Osteoporosis is characterized by low bone mineral density and alterations in bone microarchitecture, leading to bone fragility and high risk of fractures. In the peri-menopausal period and during menopause, estrogen deficiency is responsible for an acceleration of bone remodeling. It is therefore important to sensitize women to this pathology at the beginning of menopause. Osteoporosis is a public health issue with more than 3 million women in France suffering from almost ¼ of the population over 50 years old. Paradoxically, the number of bone densitometry and prescribed osteoporosis drugs are decreasing. There is an under-screening and a disinterest of the pathology on the part of the medical world and the patients. The investigators hypothesize that women lack knowledge about osteoporosis. This study will identify these gaps, and put in place appropriate strategies to improve this knowledge. For this purpose, a descriptive cross-sectional observational study will carry out, through the fulfillment of self-administered questionnaire for women over 30 years old. The main objective is to assess the knowledge of women, about osteoporosis and its consequences. The judgment criterion is based on a percentage of correct answers per question. The interests of the study are to identify gaps in knowledge, to optimize the investigator's therapeutic education, to fight patient wait-and-see and false beliefs, and finally to improve adherence and longer-term adherence.

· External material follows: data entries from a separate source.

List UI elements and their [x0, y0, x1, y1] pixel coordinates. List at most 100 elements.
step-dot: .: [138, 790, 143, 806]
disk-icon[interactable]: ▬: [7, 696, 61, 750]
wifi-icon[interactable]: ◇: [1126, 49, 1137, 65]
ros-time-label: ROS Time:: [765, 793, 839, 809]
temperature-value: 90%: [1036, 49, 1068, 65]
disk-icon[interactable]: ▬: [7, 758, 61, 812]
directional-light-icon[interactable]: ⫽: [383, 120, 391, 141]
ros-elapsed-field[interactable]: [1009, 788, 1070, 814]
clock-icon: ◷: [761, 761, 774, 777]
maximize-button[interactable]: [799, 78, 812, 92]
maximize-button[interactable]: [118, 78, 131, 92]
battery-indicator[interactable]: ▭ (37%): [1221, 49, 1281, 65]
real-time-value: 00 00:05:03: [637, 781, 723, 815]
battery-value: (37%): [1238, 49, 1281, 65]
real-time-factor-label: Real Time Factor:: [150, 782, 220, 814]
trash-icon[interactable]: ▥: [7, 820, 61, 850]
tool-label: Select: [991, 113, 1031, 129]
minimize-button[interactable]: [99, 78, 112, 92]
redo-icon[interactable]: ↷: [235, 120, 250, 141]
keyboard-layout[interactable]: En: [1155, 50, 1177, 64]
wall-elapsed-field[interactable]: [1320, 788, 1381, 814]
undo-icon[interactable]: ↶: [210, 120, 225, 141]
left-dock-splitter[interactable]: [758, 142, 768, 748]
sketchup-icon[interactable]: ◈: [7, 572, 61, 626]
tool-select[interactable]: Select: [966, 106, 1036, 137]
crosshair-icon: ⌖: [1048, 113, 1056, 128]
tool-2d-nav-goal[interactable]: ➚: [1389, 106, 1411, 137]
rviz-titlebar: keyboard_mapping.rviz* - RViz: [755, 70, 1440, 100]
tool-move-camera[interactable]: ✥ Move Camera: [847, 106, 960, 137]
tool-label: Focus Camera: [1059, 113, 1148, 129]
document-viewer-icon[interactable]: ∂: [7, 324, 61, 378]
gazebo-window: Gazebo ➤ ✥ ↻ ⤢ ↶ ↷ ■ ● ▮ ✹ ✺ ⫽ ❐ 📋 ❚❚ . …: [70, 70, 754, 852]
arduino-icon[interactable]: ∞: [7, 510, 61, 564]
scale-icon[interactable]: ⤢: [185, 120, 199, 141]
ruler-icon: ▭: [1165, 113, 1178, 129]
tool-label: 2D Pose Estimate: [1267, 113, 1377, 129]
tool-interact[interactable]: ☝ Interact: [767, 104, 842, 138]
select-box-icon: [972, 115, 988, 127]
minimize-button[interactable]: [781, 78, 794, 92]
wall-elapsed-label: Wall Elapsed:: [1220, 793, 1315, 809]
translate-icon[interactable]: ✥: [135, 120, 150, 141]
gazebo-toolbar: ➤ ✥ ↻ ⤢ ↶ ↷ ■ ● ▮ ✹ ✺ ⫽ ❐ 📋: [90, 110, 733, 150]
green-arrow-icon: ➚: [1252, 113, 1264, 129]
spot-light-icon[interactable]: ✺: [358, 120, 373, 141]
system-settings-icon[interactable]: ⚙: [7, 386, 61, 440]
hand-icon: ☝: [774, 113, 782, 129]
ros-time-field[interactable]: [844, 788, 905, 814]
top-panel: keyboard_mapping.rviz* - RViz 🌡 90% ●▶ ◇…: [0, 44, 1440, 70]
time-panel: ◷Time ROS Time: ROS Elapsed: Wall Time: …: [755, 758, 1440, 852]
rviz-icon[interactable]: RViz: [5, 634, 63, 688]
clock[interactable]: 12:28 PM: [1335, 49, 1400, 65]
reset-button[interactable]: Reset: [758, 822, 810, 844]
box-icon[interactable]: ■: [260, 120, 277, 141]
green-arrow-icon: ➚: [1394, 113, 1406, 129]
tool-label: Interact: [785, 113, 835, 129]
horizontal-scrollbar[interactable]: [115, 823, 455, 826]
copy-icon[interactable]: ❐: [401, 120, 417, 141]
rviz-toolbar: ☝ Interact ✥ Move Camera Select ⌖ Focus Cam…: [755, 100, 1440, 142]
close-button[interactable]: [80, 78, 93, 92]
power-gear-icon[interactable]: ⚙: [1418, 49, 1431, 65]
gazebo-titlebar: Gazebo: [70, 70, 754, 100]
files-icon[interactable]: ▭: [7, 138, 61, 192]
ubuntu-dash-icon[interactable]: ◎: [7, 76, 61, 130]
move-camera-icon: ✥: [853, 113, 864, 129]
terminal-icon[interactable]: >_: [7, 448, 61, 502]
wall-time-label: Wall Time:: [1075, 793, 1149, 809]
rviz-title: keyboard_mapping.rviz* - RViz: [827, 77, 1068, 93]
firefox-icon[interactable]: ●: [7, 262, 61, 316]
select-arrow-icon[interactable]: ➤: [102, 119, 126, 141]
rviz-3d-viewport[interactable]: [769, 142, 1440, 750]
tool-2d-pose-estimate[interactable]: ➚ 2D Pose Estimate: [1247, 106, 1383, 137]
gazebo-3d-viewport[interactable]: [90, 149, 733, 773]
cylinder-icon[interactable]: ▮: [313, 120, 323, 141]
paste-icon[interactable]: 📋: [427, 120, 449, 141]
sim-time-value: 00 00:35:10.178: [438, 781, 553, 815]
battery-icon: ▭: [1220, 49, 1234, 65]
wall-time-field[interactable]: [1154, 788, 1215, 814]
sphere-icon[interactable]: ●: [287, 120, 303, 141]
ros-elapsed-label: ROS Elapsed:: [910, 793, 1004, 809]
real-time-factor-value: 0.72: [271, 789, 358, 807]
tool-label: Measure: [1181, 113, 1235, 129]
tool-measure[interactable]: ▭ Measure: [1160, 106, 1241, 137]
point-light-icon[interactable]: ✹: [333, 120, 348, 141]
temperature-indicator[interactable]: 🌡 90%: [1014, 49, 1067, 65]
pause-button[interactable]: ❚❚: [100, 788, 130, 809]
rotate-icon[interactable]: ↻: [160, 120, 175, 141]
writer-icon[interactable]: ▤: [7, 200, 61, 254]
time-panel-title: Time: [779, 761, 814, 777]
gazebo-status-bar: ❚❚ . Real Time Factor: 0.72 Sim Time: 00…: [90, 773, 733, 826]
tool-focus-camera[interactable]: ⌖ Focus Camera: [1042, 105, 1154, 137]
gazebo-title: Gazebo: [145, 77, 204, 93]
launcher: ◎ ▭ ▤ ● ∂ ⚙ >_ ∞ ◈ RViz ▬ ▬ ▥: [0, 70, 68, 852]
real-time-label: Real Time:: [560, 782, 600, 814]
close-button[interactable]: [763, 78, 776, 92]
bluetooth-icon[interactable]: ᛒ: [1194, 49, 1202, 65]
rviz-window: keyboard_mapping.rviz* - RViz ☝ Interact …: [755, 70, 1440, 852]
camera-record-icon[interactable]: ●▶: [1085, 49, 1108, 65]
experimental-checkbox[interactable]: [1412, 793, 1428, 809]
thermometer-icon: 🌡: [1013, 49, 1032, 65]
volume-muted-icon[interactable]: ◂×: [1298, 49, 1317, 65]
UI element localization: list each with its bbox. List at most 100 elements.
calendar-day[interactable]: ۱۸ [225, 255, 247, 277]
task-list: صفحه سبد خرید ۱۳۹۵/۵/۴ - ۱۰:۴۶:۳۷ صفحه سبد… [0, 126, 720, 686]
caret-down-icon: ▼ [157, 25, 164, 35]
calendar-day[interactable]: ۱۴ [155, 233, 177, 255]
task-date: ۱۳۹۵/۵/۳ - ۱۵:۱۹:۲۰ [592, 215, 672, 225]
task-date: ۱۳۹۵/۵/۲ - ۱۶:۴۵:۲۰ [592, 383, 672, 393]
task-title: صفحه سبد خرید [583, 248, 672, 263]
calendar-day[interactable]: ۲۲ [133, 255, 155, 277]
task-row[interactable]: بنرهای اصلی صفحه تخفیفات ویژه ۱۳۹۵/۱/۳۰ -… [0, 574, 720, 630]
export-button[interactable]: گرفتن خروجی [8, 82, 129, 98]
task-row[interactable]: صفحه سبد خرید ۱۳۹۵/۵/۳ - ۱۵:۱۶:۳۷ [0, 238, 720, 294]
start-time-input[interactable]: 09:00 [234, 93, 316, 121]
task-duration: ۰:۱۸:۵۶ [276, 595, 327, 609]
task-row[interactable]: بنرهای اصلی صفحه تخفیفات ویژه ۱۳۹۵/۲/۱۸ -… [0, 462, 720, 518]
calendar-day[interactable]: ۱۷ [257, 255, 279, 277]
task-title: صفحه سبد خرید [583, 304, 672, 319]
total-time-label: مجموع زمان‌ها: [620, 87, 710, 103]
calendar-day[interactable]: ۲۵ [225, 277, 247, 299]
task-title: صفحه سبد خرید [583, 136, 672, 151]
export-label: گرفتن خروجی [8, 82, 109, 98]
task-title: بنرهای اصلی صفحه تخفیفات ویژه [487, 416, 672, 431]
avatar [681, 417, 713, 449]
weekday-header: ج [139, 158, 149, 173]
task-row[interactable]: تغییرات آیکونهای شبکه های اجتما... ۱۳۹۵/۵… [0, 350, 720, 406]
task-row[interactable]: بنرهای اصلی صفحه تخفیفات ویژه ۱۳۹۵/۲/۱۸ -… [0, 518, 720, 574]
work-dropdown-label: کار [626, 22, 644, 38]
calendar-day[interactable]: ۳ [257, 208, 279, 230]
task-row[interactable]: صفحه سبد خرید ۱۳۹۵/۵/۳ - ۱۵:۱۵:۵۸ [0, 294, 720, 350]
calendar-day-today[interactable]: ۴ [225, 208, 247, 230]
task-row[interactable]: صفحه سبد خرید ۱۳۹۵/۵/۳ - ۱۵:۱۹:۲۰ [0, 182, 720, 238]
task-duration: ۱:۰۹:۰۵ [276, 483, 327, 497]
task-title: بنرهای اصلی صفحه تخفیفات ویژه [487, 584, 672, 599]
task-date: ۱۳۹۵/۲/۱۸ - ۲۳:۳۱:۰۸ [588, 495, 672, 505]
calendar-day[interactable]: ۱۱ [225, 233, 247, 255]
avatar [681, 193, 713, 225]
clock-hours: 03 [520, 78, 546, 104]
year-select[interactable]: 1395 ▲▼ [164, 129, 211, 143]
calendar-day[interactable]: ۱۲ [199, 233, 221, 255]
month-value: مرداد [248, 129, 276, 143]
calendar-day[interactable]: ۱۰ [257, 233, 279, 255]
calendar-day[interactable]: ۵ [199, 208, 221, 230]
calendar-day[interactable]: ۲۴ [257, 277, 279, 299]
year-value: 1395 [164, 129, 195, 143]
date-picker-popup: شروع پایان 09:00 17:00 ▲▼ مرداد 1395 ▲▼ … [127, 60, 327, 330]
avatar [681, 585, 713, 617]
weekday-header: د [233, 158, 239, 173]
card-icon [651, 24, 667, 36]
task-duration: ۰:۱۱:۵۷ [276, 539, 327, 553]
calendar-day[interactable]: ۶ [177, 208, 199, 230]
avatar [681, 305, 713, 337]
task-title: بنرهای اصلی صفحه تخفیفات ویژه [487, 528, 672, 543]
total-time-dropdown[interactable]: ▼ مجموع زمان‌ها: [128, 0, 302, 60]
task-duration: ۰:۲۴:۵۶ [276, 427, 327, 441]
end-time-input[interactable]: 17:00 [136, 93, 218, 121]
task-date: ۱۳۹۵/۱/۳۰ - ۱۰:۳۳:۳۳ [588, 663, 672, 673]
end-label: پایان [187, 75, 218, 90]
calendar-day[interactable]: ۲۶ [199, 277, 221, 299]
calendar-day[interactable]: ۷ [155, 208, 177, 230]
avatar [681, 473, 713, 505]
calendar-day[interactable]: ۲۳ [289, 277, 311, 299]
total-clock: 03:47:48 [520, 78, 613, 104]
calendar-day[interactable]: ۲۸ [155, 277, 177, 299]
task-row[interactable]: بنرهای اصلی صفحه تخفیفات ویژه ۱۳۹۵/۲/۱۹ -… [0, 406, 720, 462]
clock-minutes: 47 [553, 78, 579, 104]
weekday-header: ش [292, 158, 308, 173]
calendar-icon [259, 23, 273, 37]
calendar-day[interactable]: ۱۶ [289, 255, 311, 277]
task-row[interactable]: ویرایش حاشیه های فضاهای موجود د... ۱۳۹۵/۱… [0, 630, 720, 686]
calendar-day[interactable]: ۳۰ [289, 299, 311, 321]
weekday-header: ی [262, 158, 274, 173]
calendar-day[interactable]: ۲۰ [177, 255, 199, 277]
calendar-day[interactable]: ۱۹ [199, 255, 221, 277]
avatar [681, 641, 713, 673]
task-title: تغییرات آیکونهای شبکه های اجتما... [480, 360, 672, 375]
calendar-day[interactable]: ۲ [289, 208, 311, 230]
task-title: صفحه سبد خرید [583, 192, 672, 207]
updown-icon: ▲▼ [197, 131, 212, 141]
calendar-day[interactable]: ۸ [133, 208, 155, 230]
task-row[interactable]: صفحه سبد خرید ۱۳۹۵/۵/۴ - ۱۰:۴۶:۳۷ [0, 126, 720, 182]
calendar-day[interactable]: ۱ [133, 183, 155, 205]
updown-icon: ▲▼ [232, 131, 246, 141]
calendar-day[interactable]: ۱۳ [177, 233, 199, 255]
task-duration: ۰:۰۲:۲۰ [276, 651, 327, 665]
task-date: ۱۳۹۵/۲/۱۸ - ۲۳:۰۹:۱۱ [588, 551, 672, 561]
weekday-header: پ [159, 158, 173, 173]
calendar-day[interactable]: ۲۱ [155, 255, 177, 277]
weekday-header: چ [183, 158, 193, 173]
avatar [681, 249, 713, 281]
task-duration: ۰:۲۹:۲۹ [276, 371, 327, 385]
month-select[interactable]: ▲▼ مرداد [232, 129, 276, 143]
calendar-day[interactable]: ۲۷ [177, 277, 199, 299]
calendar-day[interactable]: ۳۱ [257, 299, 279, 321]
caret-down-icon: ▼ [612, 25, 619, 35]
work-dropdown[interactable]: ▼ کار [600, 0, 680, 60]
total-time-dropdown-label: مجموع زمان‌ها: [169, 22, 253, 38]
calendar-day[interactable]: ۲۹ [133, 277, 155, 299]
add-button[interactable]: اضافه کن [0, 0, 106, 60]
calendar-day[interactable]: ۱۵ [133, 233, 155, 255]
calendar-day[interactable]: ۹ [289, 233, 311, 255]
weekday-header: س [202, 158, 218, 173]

NCT ID: NCT03534934 Not yet recruiting - Osteoporosis Clinical Trials

CT-Based Modeling of Bone Micro-Architecture and Fracture-Risk in COPD

Start date: June 1, 2018
Phase: N/A
Study type: Interventional

The goal of this translational study is to establish a newly emerging CT-based tool for the characterization of changes in bone micro-architecture and assessment of their implications for fracture-risk in a population of COPD patients at risk for osteoporosis. The tool will be suitable and generalizable across emerging CT scanners from different vendors, and it will provide a more structurally-based assessment of osteoporosis and bone loss than is provided by simple bone density measures. The study will characterize the impact of different COPD-related factors on bone structure, and their implications for fracture-risk, leading to the development of a COPD-specific model for assessment of fracture-risk that will utilize patient-specific demographic, clinical and radiographic data, and CT BMD at the spine, as well as bone structural measures at the wrist and/or ankle.

NCT ID: NCT03518268 Not yet recruiting - Breast Cancer Clinical Trials

Vivomixx for Prevention of Bone Loss in Women With Breast Cancer Treated With an Aromatase Inhibitor

Start date: October 2018
Phase: Phase 1/Phase 2
Study type: Interventional

This study evaluates the efficacy of the probiotic food supplement Vivomixx in the prevention of bone loss occurring in post menopausal women with breast cancer treated with an aromatase inhibitor. Half of the participants will receive Vivomixx while the other half will receive a placebo. The primary endpoint is to assess changes of bone turnover markers during the period of 6 months.